5th Symposium on Fire and Forest Meteorology and the 2nd International Wildland Fire Ecology and Fire Management Congress

Tuesday, 18 November 2003: 2:00 PM
New fire regimes as spatial agents of land cover change in tropical landscapes: Lessons from the Amazon for natural resource management, conservation and sustainable development
Mark Cochrane, Center for Global Change and Earth Observations, East Lansing, MI
Landscapes are dynamic. Everything from geomorphology to the vegetative land cover changes, albeit on different time cycles. Human activity is dramatically accelerating the pace of change in the tropics. The massive waves of deforestation that have already swept across the World’s temperate forests are now proceeding at even faster rates in the tropics. These landscapes are sometimes being denuded of trees (e.g. Haiti), but more frequently, the once contiguous forests are being chopped into ever smaller pieces. These remnant forest fragments now exist as islands within, or highly irregular borders of, anthropogenic-dominated lands that are undergoing a variety of land uses and fire management schemes. However, even if these forest fragments are protected from intentional deforestation, they still face disturbance regime changes that will alter their character, composition and potentially jeopardize their survival.

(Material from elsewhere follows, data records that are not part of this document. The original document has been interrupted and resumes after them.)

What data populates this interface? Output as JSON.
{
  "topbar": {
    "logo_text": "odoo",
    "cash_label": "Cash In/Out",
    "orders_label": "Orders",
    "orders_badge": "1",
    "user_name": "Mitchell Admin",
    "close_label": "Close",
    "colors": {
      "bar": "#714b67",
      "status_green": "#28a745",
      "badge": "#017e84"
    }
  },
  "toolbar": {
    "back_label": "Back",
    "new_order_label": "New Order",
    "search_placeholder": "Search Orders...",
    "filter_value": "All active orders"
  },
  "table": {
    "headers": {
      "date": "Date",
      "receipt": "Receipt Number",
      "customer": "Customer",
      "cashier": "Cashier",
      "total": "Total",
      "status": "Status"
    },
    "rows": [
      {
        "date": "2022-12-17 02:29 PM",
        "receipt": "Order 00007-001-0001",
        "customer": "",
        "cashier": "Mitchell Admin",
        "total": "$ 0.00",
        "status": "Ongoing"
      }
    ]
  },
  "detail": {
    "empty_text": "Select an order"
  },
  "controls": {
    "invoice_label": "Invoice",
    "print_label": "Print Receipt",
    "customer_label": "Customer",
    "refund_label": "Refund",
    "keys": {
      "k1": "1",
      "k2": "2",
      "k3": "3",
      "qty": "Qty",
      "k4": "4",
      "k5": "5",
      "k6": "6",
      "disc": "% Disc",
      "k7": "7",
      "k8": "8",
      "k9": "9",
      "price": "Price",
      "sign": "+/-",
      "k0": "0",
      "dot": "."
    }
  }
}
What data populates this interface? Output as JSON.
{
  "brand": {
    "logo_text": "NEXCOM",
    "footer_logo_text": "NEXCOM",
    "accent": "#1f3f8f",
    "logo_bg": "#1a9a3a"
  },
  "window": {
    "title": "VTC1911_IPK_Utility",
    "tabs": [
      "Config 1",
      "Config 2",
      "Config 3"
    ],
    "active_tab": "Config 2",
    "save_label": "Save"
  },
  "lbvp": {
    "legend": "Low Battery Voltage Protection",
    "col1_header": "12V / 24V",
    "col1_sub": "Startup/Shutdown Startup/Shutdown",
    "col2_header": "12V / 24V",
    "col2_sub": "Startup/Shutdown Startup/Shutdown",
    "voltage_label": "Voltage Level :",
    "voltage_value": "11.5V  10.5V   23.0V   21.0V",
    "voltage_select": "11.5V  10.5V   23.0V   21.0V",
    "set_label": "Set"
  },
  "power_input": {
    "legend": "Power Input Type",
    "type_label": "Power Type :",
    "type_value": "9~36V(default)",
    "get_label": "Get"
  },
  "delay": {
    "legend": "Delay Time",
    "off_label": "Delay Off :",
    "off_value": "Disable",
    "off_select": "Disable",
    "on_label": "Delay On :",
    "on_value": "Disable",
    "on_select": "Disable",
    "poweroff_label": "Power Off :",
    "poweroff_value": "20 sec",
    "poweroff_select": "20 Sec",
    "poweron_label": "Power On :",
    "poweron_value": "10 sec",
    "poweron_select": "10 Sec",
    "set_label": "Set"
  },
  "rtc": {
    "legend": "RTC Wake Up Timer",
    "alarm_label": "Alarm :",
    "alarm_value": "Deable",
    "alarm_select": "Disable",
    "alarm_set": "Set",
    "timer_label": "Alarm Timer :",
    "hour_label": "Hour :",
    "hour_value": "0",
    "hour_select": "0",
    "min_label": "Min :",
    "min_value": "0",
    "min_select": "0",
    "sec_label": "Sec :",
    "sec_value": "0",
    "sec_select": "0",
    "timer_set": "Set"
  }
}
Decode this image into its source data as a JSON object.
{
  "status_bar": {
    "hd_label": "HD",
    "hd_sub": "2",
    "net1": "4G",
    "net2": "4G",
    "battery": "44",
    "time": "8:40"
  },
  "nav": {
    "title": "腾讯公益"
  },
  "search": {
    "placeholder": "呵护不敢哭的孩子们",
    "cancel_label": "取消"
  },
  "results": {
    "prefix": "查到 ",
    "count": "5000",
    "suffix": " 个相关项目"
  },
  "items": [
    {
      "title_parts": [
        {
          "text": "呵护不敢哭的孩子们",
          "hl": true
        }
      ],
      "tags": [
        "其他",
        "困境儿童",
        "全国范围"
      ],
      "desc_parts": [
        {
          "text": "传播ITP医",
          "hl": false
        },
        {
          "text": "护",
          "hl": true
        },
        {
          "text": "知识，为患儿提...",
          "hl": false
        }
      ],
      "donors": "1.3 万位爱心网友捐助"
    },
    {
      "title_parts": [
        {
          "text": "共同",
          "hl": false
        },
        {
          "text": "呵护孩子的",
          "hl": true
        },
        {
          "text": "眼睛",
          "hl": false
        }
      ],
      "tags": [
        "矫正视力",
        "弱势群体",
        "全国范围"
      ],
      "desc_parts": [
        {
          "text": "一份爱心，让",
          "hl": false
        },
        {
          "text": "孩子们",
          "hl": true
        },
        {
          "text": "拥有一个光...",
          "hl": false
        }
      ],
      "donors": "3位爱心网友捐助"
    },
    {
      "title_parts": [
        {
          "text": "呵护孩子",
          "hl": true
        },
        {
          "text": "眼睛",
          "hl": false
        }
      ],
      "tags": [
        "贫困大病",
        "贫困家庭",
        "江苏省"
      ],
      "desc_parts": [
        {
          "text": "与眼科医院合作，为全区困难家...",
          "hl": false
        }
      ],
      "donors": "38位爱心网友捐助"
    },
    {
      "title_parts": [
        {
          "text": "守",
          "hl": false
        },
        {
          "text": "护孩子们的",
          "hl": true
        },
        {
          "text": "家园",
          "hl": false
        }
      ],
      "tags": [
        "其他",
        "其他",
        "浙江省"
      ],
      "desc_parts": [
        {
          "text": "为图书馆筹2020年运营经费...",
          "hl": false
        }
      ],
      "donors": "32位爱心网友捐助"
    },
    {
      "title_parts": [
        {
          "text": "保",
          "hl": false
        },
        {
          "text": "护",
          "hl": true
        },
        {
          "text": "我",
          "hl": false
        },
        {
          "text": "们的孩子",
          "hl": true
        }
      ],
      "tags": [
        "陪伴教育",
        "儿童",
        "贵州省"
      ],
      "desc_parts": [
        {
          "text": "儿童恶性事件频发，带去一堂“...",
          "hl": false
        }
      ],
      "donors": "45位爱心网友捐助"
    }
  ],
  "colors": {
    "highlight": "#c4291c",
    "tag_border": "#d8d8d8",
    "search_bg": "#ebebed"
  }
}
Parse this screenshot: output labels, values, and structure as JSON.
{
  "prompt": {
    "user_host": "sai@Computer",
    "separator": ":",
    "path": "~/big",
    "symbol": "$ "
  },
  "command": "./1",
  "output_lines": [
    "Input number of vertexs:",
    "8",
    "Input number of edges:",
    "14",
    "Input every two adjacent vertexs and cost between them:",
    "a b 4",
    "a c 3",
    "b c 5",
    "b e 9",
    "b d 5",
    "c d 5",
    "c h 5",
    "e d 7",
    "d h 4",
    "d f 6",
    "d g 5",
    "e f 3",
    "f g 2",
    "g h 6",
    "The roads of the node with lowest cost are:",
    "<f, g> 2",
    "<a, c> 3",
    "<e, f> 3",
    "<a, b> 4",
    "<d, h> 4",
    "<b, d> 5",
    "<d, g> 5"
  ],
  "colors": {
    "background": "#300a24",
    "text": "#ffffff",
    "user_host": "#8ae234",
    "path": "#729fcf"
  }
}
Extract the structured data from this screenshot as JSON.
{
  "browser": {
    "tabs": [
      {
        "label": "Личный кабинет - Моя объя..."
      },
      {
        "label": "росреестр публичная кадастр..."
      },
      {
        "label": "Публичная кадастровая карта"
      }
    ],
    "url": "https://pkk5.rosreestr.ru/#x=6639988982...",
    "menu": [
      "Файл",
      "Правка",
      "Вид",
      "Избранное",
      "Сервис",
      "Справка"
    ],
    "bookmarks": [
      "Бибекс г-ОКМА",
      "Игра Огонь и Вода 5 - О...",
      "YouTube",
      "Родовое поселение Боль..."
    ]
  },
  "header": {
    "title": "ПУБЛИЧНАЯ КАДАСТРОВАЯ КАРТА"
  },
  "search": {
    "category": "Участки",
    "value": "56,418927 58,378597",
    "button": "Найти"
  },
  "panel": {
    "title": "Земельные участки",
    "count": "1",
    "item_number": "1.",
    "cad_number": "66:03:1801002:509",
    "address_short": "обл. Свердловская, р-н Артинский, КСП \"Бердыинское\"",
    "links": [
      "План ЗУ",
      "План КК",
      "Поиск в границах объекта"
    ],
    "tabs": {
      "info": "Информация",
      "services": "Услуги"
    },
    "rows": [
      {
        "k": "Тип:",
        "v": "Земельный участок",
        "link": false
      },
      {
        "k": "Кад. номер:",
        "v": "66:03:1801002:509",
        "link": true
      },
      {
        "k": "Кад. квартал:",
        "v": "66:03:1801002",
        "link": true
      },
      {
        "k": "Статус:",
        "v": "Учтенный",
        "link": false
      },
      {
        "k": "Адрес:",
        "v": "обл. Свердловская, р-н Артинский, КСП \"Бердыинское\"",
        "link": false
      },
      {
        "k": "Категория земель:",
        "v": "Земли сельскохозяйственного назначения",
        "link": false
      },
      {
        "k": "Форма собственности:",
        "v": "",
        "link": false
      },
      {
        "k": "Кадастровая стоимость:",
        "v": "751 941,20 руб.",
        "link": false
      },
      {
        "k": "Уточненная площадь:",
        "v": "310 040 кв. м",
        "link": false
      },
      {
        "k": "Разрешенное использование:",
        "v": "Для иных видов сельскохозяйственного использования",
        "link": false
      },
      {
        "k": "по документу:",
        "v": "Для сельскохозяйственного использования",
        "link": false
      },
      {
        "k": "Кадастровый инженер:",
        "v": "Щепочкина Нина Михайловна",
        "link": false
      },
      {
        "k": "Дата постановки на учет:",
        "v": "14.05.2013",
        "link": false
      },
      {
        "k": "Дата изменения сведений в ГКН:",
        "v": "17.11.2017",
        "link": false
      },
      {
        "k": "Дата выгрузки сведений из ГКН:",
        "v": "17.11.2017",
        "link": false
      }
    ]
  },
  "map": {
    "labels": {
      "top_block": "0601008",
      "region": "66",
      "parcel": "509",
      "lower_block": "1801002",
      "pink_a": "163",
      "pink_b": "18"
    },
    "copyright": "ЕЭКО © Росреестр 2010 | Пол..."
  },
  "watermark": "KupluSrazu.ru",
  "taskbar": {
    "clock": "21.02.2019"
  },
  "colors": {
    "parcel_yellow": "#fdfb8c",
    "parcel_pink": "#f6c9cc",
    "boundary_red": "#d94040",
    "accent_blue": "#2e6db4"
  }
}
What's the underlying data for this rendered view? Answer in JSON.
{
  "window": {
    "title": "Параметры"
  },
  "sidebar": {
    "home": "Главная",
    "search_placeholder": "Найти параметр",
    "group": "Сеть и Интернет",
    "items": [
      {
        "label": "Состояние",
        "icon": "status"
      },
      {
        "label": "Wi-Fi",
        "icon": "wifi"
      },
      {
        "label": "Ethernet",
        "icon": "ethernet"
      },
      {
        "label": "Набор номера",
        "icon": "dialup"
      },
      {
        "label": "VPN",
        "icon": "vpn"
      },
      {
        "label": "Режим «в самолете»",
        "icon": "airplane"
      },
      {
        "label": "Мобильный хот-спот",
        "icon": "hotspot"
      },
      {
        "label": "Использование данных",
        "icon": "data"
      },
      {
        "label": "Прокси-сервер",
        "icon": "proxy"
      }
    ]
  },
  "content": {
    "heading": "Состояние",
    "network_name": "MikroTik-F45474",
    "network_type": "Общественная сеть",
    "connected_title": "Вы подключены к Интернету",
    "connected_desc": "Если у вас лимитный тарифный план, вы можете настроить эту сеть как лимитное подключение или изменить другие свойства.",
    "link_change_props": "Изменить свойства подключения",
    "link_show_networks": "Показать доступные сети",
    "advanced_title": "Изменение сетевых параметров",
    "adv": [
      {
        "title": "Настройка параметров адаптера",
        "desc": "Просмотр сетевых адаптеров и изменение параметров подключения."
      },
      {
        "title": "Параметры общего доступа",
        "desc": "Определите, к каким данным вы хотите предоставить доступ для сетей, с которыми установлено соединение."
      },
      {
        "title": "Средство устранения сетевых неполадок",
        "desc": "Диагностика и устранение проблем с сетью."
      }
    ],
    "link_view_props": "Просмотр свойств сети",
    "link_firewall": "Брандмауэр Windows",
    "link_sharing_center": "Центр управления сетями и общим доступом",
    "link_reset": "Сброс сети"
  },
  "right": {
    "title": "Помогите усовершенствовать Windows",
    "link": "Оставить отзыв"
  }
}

One of the main threats to tropical forest remnants is fire. Due to the frequent use of fire and the flammable vegetation surrounding forest fragments, escaped fires are inevitable. Although fire is not a new disturbance in tropical forests, the current fire frequency being experienced by many of these forests is outside of their ecologically tolerable bounds. Individual trees in some of these forests (e.g. deciduous dry forests) are able to survive the fires, but fire threatens their continued regeneration due to the high frequency of burning. In evergreen tropical forests the situation may be even more dire. In these forests, fire propagation is normally impossible due to the characteristically humid environments that are maintained by evapotranspiration from lush foliage that is sealed in by closed canopies. However, damage from desiccating winds along forest edges and the collateral damage of many logging operations reduce their fire resistance. Even in the absence of such damage, the near continual presence of fire across the landscape makes forest fires a question of when they will occur, not if. Once a drought of sufficient length exists, these sensitive forests become susceptible to surface fires that cause damage out of all proportion with their intensity. Previous forest fires can also completely change the fire dynamic of recurrent fires.

At a landscape level, fires create coherent, not random patterns. While there are many modulating factors, from human land use to local microclimates, the resultant fire regimes in these forests can most clearly be described as gradients of decreasing fire-return-intervals that are directly, but nonlinearly, related to proximity of forest edges. The results of such spatially variant fire regimes are degradation and erosion of forest fragments. Most people view the landscape as a static entity but ecosystems are dynamically linked to their disturbance regimes. Even where deforestation frontiers have stabilized, forests will continue to change and be progressively deforested by fire unless current fire return intervals can be substantially lengthened. Conservation of these ecosystems will not be achieved through deforestation legislation or establishment of parks alone. Unless landscape level fire occurrence can be managed much better, many of these remnant forests will not be sustainable. The challenge faced is spatial, social and ecological.